L’expérience de la création d’une communauté de recherche philosophique (CRP) a une durée. L’expérience que les enfants font lors de la création d’une CRP occupe un espace de temps plus ou moins long selon la distance plus ou moins grande s’inscrivant entre le commencement et la fin de cette expérience. Celle-ci pourrait être symbolisée par une ordonnée coupée en deux endroits, ces coupes symbolisant son commencement et sa fin. En figure:

Figure 1 (inspirée du linguiste Gustave Guillaume)
L’expérience qui se déroule entre C et F, dont CF est l’ordonnée, ne s’abstrait pas de la durée. Mais au fur et à mesure que l’expérience avance dans le temps, au fur et à mesure que la connaissance expérimentale qu’elle suscite s’intériorise, c’est-à-dire se soustrait à la durée. On peut ainsi la revoir tout d’un coup, en en faisant tenir la somme dans le cadre d’un instant de l’esprit. À ce moment survient une connaissance qu’on pourrait qualifier, disait le linguiste Gustave Guillaume (parlant alors du langage) de trans-expérimentale qui est intériorisation, représentation et qui, quittant l’ordonnée CF, se développe dans l’instant sur un axe de recoupement XX’ mené par F. À nouveau en figure:
Figure 2 (inspirée du linguiste Gustave Guillaume)
Vue ainsi, l’intériorisation est une activité qui consiste à éliminer de l’expérience le facteur durée et à tout voir, à tout revoir dans un temps dont la durée, cette fois-ci, se réduit à un instant de l’activité mentale. De l’une à l’autre, on passe du temps dans lequel les enfants font l’expérience de la pratique philosophique – le temps au titre de contenant – au temps qui se développe en eux et qui, considéré cette fois au titre de contenu, permettra d’expliquer les rapports intrapersonnels, fruit de l’intériorisation des rapports interpersonnels vécus dans le dialogue. Ce qui pourrait être figuré, cette fois, de la façon suivante:

Figure 3 (inspirée du linguiste Gustave Guillaume)

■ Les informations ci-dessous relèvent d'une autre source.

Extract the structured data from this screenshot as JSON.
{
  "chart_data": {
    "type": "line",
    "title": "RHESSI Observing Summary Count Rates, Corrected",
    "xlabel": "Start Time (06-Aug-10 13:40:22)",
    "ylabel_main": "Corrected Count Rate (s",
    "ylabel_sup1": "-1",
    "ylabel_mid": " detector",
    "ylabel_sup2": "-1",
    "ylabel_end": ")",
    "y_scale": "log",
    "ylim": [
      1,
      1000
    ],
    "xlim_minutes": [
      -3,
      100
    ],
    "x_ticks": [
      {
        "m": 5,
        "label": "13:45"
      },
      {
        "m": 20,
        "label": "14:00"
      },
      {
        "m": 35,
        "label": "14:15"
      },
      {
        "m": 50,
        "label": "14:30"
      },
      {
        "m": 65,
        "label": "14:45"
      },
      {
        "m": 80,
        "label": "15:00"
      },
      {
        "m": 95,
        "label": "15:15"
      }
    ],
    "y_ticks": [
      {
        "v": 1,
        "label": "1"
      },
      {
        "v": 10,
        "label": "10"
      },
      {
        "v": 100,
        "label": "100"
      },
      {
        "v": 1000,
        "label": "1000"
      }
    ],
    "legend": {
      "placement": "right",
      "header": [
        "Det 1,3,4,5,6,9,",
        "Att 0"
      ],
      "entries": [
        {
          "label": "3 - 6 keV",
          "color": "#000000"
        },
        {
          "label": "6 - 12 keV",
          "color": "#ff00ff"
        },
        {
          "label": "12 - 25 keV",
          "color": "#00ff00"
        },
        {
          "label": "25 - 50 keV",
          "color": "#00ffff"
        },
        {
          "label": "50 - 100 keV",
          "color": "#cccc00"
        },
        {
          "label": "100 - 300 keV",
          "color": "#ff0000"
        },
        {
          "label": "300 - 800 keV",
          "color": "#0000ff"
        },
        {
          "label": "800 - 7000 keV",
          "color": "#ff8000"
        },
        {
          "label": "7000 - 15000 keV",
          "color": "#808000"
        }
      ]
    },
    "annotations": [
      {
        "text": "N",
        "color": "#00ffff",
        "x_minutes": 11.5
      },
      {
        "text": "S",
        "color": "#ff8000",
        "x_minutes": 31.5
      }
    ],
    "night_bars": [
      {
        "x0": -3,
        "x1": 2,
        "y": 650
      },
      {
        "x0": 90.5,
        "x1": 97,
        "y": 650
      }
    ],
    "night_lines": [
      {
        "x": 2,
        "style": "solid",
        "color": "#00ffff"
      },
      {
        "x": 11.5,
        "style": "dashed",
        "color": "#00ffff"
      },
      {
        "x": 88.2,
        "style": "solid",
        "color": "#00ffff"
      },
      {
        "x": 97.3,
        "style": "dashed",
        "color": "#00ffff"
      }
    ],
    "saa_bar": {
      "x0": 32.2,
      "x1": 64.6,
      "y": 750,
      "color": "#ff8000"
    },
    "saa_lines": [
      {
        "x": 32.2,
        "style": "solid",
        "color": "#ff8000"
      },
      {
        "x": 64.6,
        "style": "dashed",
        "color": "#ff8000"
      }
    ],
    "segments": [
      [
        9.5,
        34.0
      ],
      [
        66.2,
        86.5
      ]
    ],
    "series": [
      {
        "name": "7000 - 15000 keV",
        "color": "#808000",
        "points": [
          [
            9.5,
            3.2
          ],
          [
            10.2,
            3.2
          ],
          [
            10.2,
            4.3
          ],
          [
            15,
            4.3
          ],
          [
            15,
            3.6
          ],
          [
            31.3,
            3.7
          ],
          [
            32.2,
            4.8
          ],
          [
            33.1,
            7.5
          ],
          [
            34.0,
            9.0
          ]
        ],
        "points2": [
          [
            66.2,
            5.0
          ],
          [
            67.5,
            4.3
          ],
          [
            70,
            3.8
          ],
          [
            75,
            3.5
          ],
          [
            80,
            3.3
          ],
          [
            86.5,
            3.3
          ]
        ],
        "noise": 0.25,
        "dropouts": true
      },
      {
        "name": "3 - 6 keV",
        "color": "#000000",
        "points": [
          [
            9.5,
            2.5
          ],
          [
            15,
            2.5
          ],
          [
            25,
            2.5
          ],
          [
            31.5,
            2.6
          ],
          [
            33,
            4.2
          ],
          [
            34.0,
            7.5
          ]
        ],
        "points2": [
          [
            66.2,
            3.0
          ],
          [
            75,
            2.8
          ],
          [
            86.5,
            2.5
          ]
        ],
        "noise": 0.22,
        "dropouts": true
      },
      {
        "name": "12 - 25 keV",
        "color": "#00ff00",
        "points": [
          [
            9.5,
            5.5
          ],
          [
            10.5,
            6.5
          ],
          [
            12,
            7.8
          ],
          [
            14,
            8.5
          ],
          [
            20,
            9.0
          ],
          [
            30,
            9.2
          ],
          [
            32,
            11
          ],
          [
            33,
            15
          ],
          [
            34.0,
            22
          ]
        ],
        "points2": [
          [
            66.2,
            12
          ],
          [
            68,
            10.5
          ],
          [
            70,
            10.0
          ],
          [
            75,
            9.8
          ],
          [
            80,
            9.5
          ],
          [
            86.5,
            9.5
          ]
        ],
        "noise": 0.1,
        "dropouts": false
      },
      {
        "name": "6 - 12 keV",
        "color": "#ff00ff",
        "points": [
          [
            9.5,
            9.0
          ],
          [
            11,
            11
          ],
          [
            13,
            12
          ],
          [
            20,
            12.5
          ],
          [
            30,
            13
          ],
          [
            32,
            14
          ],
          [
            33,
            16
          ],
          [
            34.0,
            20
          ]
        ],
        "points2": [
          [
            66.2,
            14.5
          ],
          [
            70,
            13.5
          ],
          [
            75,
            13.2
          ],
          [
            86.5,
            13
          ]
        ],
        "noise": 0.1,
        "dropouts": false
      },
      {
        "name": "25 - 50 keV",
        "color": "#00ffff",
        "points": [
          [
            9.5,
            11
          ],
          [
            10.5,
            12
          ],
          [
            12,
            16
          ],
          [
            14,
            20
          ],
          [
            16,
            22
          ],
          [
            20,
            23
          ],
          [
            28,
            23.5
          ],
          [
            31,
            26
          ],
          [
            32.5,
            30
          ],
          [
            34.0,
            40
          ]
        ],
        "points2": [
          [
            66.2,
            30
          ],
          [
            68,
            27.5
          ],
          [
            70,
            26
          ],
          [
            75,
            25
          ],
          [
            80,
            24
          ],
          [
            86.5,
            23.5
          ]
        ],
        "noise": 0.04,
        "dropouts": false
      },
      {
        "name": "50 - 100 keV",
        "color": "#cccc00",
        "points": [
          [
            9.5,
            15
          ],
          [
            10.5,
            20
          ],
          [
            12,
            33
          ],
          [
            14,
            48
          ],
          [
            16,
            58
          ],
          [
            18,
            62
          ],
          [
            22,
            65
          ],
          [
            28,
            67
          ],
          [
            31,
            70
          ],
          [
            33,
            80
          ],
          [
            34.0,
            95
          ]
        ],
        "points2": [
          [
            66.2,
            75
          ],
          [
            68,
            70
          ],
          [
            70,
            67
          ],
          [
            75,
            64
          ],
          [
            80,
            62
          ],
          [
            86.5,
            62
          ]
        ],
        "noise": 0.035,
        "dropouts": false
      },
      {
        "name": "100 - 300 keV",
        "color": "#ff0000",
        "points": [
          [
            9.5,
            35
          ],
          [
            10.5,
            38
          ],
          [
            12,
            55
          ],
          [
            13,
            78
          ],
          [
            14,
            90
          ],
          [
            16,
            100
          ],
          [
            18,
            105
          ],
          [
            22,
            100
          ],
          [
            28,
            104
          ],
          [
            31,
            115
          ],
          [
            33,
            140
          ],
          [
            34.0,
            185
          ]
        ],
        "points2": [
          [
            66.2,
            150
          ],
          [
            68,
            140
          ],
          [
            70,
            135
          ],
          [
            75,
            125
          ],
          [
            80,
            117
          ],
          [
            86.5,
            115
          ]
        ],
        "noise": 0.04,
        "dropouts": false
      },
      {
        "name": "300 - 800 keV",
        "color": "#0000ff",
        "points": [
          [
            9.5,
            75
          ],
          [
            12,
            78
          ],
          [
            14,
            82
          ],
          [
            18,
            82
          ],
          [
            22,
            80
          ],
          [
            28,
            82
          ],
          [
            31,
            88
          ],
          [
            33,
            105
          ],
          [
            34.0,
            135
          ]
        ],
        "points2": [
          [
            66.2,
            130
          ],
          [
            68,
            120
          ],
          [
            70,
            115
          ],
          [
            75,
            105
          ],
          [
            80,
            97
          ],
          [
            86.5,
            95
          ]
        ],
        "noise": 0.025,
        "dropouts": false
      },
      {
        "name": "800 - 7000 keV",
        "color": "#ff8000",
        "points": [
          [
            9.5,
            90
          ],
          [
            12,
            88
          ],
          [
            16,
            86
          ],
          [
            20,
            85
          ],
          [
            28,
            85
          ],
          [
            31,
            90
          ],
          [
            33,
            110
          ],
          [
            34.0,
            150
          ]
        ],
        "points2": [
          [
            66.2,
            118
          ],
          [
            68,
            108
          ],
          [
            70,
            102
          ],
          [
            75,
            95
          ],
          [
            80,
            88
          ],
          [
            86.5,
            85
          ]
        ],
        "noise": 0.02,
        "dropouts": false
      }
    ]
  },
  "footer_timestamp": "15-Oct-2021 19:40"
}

La condition d’une extériorisation valable de la pensée en CRP suppose l’intériorisation de celle-ci, c’est-à-dire l’assimilation et la systématisation de moyens de recherche utilisables en vue de fins plus ou moins complexes. L’intériorisation n’est donc pas uniquement le reflet de ce qui se passe entre les participants. Prenant son départ, pour se construire, à ces rapports interpersonnels, elle est en plus le résultat d’une systématisation qui ne se trouve pas toujours et entièrement présente dans le dialogue entre les enfants.
D’où vient alors cette systématisation? Elle vient du rapport plus englobant être humain-univers au sein duquel se trouve le petit «face-à-face» être humain-être humain. Si le dialogue fournit l’occasion, par la répétition qu’il engendre, de former en soi des habitudes, celles-ci ne deviendront vraiment intériorisées qu’au moment où, s’inscrivant dans un réseau de relations fondées ultimement sur le lien inévitable qui existe entre l’être humain et l’univers (qui est le lieu de l’être humain), elles se systématiseront, s’orchestreront aurait dit M. Lipman, et deviendront alors condition de puissance des actes qu’elles permettent de réaliser. Intérioriser pour extérioriser, virtualiser pour actualiser, représenter pour exprimer, c’est là le processus peut-être le plus fondamental de l’apprentissage que réalisent les enfants au moment de participer à la création d’une CRP.